Hey
I have very simple question, do anything i type around lemmy actually get indexed by GoogleBot and other big tech proprietary web scraper?
Thanks!
As a general rule you should assume everything you put on the internet is accessible. Unless it’s encrypted by a key you provide, and I mean a full rsa key, it’s going to be accessible.
The notion of privacy on the internet is not a thing. Everything you write is going to be collected and aggregated, especially in the world of AI.
What you can do is use an alt account with no info, and if it’s really sensitive use a VPN to hide where it came from. For private messaging do not use anything but an encrypted chat service.
Anything on the web that is accessible by you is accessible by web scrapers. So to answer your question, yes.
Unless Lemmy goes down the route of Twitter (I refuse to call it by its new name, it’s dumb) of blocking access unless you login.

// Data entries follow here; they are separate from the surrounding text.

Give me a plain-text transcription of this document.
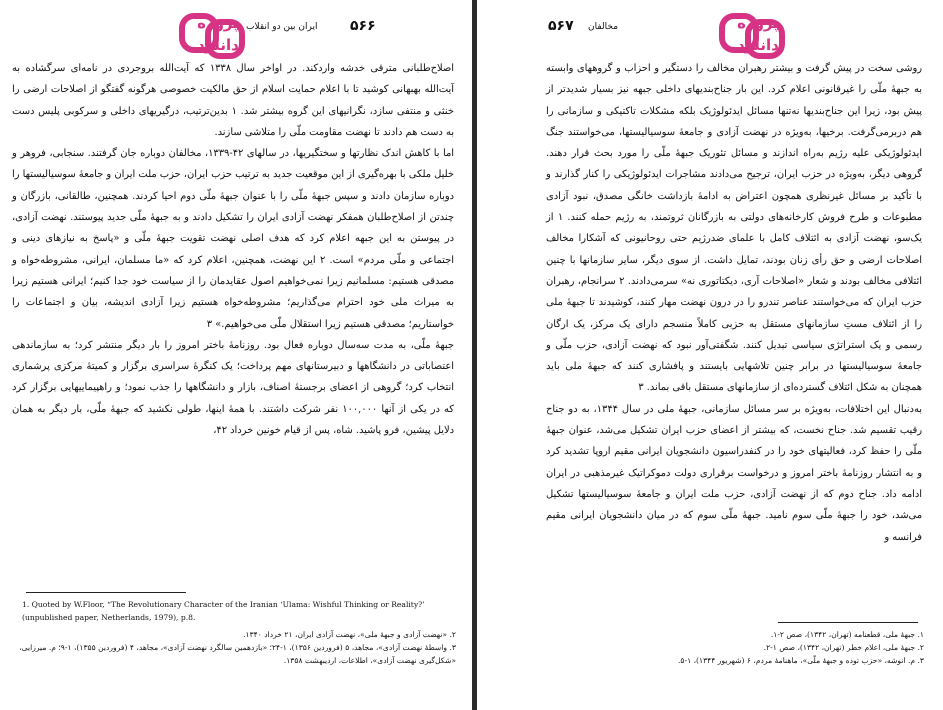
۵۶۶
ایران بین دو انقلاب
پروژه
دانلود

اصلاح‌طلبانی مترقی خدشه واردکند. در اواخر سال ۱۳۳۸ که آیت‌الله بروجردی در نامه‌ای سرگشاده به آیت‌الله بهبهانی کوشید تا با اعلام حمایت اسلام از حق مالکیت خصوصی هرگونه گفتگو از اصلاحات ارضی را خنثی و منتفی سازد، نگرانیهای این گروه بیشتر شد. ۱ بدین‌ترتیب، درگیریهای داخلی و سرکوبی پلیس دست به دست هم دادند تا نهضت مقاومت ملّی را متلاشی سازند.

اما با کاهش اندک نظارتها و سختگیریها، در سالهای ۴۲-۱۳۳۹، مخالفان دوباره جان گرفتند. سنجابی، فروهر و خلیل ملکی با بهره‌گیری از این موقعیت جدید به ترتیب حزب ایران، حزب ملت ایران و جامعهٔ سوسیالیستها را دوباره سازمان دادند و سپس جبههٔ ملّی را با عنوان جبههٔ ملّی دوم احیا کردند. همچنین، طالقانی، بازرگان و چندتن از اصلاح‌طلبان همفکر نهضت آزادی ایران را تشکیل دادند و به جبههٔ ملّی جدید پیوستند. نهضت آزادی، در پیوستن به این جبهه اعلام کرد که هدف اصلی نهضت تقویت جبههٔ ملّی و «پاسخ به نیازهای دینی و اجتماعی و ملّی مردم» است. ۲ این نهضت، همچنین، اعلام کرد که «ما مسلمان، ایرانی، مشروطه‌خواه و مصدقی هستیم: مسلمانیم زیرا نمی‌خواهیم اصول عقایدمان را از سیاست خود جدا کنیم؛ ایرانی هستیم زیرا به میراث ملی خود احترام می‌گذاریم؛ مشروطه‌خواه هستیم زیرا آزادی اندیشه، بیان و اجتماعات را خواستاریم؛ مصدقی هستیم زیرا استقلال ملّی می‌خواهیم.» ۳

جبههٔ ملّی، به مدت سه‌سال دوباره فعال بود. روزنامهٔ باختر امروز را بار دیگر منتشر کرد؛ به سازماندهی اعتصاباتی در دانشگاهها و دبیرستانهای مهم پرداخت؛ یک کنگرهٔ سراسری برگزار و کمیتهٔ مرکزی پرشماری انتخاب کرد؛ گروهی از اعضای برجستهٔ اصناف، بازار و دانشگاهها را جذب نمود؛ و راهپیماییهایی برگزار کرد که در یکی از آنها ۱۰۰,۰۰۰ نفر شرکت داشتند. با همهٔ اینها، طولی نکشید که جبههٔ ملّی، بار دیگر به همان دلایل پیشین، فرو پاشید. شاه، پس از قیام خونین خرداد ۴۲،

1. Quoted by W.Floor, “The Revolutionary Character of the Iranian ‘Ulama: Wishful Thinking or Reality?’ (unpublished paper, Netherlands, 1979), p.8.

۲. «نهضت آزادی و جبههٔ ملی»، نهضت آزادی ایران، ۲۱ خرداد ۱۳۴۰.

۳. واسطهٔ نهضت آزادی»، مجاهد، ۵ (فروردین ۱۳۵۶)، ۱-۲۴؛ «بازدهمین سالگرد نهضت آزادی»، مجاهد، ۴ (فروردین ۱۳۵۵)، ۱-۹؛ م. میرزایی، «شکل‌گیری نهضت آزادی»، اطلاعات، اردیبهشت ۱۳۵۸.

۵۶۷ مخالفان	پروژه
دانلود

روشی سخت در پیش گرفت و بیشتر رهبران مخالف را دستگیر و احزاب و گروههای وابسته به جبههٔ ملّی را غیرقانونی اعلام کرد. این بار جناح‌بندیهای داخلی جبهه نیز بسیار شدیدتر از پیش بود، زیرا این جناح‌بندیها نه‌تنها مسائل ایدئولوژیک بلکه مشکلات تاکتیکی و سازمانی را هم دربرمی‌گرفت. برخیها، به‌ویژه در نهضت آزادی و جامعهٔ سوسیالیستها، می‌خواستند جنگ ایدئولوژیکی علیه رژیم به‌راه اندازند و مسائل تئوریک جبههٔ ملّی را مورد بحث قرار دهند. گروهی دیگر، به‌ویژه در حزب ایران، ترجیح می‌دادند مشاجرات ایدئولوژیکی را کنار گذارند و با تأکید بر مسائل غیرنظری همچون اعتراض به ادامهٔ بازداشت خانگی مصدق، نبود آزادی مطبوعات و طرح فروش کارخانه‌های دولتی به بازرگانان ثروتمند، به رژیم حمله کنند. ۱ از یک‌سو، نهضت آزادی به ائتلاف کامل با علمای ضدرژیم حتی روحانیونی که آشکارا مخالف اصلاحات ارضی و حق رأی زنان بودند، تمایل داشت. از سوی دیگر، سایر سازمانها با چنین ائتلافی مخالف بودند و شعار «اصلاحات آری، دیکتاتوری نه» سرمی‌دادند. ۲ سرانجام، رهبران حزب ایران که می‌خواستند عناصر تندرو را در درون نهضت مهار کنند، کوشیدند تا جبههٔ ملی را از ائتلاف مست‌ِ سازمانهای مستقل به حزبی کاملاً منسجم دارای یک مرکز، یک ارگان رسمی و یک استراتژی سیاسی تبدیل کنند. شگفتی‌آور نبود که نهضت آزادی، حزب ملّی و جامعهٔ سوسیالیستها در برابر چنین تلاشهایی بایستند و پافشاری کنند که جبههٔ ملی باید همچنان به شکل ائتلاف گسترده‌ای از سازمانهای مستقل باقی بماند. ۳

به‌دنبال این اختلافات، به‌ویژه بر سر مسائل سازمانی، جبههٔ ملی در سال ۱۳۴۴، به دو جناح رقیب تقسیم شد. جناح نخست، که بیشتر از اعضای حزب ایران تشکیل می‌شد، عنوان جبههٔ ملّی را حفظ کرد، فعالیتهای خود را در کنفدراسیون دانشجویان ایرانی مقیم اروپا تشدید کرد و به انتشار روزنامهٔ باختر امروز و درخواست برقراری دولت دموکراتیک غیرمذهبی در ایران ادامه داد. جناح دوم که از نهضت آزادی، حزب ملت ایران و جامعهٔ سوسیالیستها تشکیل می‌شد، خود را جبههٔ ملّی سوم نامید. جبههٔ ملّی سوم که در میان دانشجویان ایرانی مقیم فرانسه و

۱. جبههٔ ملی، قطعنامه (تهران، ۱۳۴۲)، صص ۲-۱.

۲. جبههٔ ملی، اعلام خطر (تهران، ۱۳۴۲)، صص ۱-۲.

۳. م. انوشه، «حزب توده و جبههٔ ملّی»، ماهنامهٔ مردم، ۶ (شهریور ۱۳۴۴)، ۱-۵.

That’s just how things are.
Can they just block them for robots.txt ?
Every federated instance? unlikely but possible.
If activity pub becomes mainstream, then the indexers will get a direct feed instead of scraping it from instances
Answer
You couldn’t have put that into the title? Jeez.
Ahhh thats soo dump
Yes, but unfortunately since Lemmy is decentralized you can’t do the site:example.org thing.
You can get fairly close:
https://www.google.com/search?q=lemmy+inurl%3A"%2Fc%2F"+
lemmy inurl:“/c/” QUERY
kinda hacky, but it only returns lemmy results for me… heh, lots of duplicates.
edit:Made the example query less specific